Dr Ali P Carmichael lives in Staffordshire in the UK and is from Northern Ireland. Born as a Protestant Christian, he converted to Islam Ahmadiyyat in 1992 and is a consultant nephrologist. His personal journey drew on his scientific background and expertise:

‘The understanding about the life of Jesus (as) after the events of the crucifixion is an important factor that brought me near Ahmadiyyat, the true Islam. Being a doctor with scientific training, I sought a rational and plausible explanation for things I believed in. When I was introduced to the concept of Jesus (as) surviving the events of the crucifixion and travelling in search of his lost tribes, it appeared an acceptable concept.
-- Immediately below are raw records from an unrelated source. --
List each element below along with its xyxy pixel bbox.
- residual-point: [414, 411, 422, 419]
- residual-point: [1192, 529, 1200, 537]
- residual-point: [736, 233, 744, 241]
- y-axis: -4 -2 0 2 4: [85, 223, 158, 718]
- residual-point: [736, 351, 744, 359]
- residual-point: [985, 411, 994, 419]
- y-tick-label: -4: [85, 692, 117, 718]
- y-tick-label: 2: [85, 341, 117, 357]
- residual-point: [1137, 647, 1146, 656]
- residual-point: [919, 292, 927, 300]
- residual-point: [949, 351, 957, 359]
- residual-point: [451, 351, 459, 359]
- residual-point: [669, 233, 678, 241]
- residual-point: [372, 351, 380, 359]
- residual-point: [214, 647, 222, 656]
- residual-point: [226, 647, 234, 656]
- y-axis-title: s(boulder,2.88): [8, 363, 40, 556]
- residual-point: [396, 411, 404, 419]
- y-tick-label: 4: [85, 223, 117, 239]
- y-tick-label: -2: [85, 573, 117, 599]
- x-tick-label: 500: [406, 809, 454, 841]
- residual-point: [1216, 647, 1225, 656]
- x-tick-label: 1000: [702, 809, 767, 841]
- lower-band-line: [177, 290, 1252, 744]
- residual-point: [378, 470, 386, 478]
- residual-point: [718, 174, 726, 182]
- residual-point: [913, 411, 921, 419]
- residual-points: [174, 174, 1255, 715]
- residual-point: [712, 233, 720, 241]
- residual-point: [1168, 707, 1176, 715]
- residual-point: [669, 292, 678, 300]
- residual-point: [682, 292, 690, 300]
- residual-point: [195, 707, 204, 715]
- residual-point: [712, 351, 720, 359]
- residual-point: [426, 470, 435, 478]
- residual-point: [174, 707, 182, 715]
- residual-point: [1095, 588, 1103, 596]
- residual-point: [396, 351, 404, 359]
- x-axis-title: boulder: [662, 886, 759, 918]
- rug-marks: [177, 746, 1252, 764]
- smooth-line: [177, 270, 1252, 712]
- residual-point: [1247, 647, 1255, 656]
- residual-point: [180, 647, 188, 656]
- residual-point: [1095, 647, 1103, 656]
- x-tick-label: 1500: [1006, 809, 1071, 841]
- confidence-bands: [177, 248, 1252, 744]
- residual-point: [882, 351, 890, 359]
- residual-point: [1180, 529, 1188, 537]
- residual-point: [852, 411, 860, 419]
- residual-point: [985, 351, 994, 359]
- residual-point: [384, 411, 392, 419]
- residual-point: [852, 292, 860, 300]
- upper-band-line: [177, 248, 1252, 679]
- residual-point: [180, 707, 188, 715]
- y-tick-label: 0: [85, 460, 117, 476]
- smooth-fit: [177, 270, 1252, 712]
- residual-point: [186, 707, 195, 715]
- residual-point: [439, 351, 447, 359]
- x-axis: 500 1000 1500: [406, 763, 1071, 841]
A small handbook called Death on The Cross collates Biblical references regarding the crucifixion. This book uses the references given in the Bible to argue that Jesus (as) survived the events of crucifixion. I found this quite a novel and interesting concept. Logic would suggest that either Jesus (as) died on the cross or he survived; any other explanation did not appear rational to me. If Jesus(as) died on the cross, then he would have failed to fulfil his mission to reform the lost tribes. I found this difficult to believe.’

The next stage in Dr Carmichael’s journey involved further research into what then may have happened after the crucifixion. He explained further: 

‘At the same time, it was not rational to accept that Jesus (as), who was met by his disciples in a physical body and showed them crucifixion wounds on his hands and feet, and who ate a meal like an ordinary human being, would have ascended to the skies with his physical body. In my quest to clarify my understanding, I undertook further reading around Jesus (as) in India. The book Jesus in India, written by the Promised Messiah (as), Hazrat Mirza Ghulam Ahmad of Qadian, gives powerful historical and logical evidence to argue that Jesus (as) survived the events of the crucifixion and travelled to India in search of the lost tribes of Israel. The logic, clarity, and depth of the evidence given in this book were convincing. The rational explanation given in the book fitted like a completed jigsaw. Realising this concept clarified to me the incredibly high status of Jesus (as).’

These are only a handful of examples; there are scores of similar stories from around the world, all echoing similar sentiments – people questioned the conventional story of the crucifixion. Those questions led them to search for answers, ultimately finding satisfactory answers in the material of Hazrat Mirza Ghulam Ahmad (as). Their lives changed forever, and for the better.

We invite our readers to approach the material of this edition with an open mind and to evaluate the evidence presented for themselves. We hope and pray it will prove to be as life-changing for you as it has been for so many others.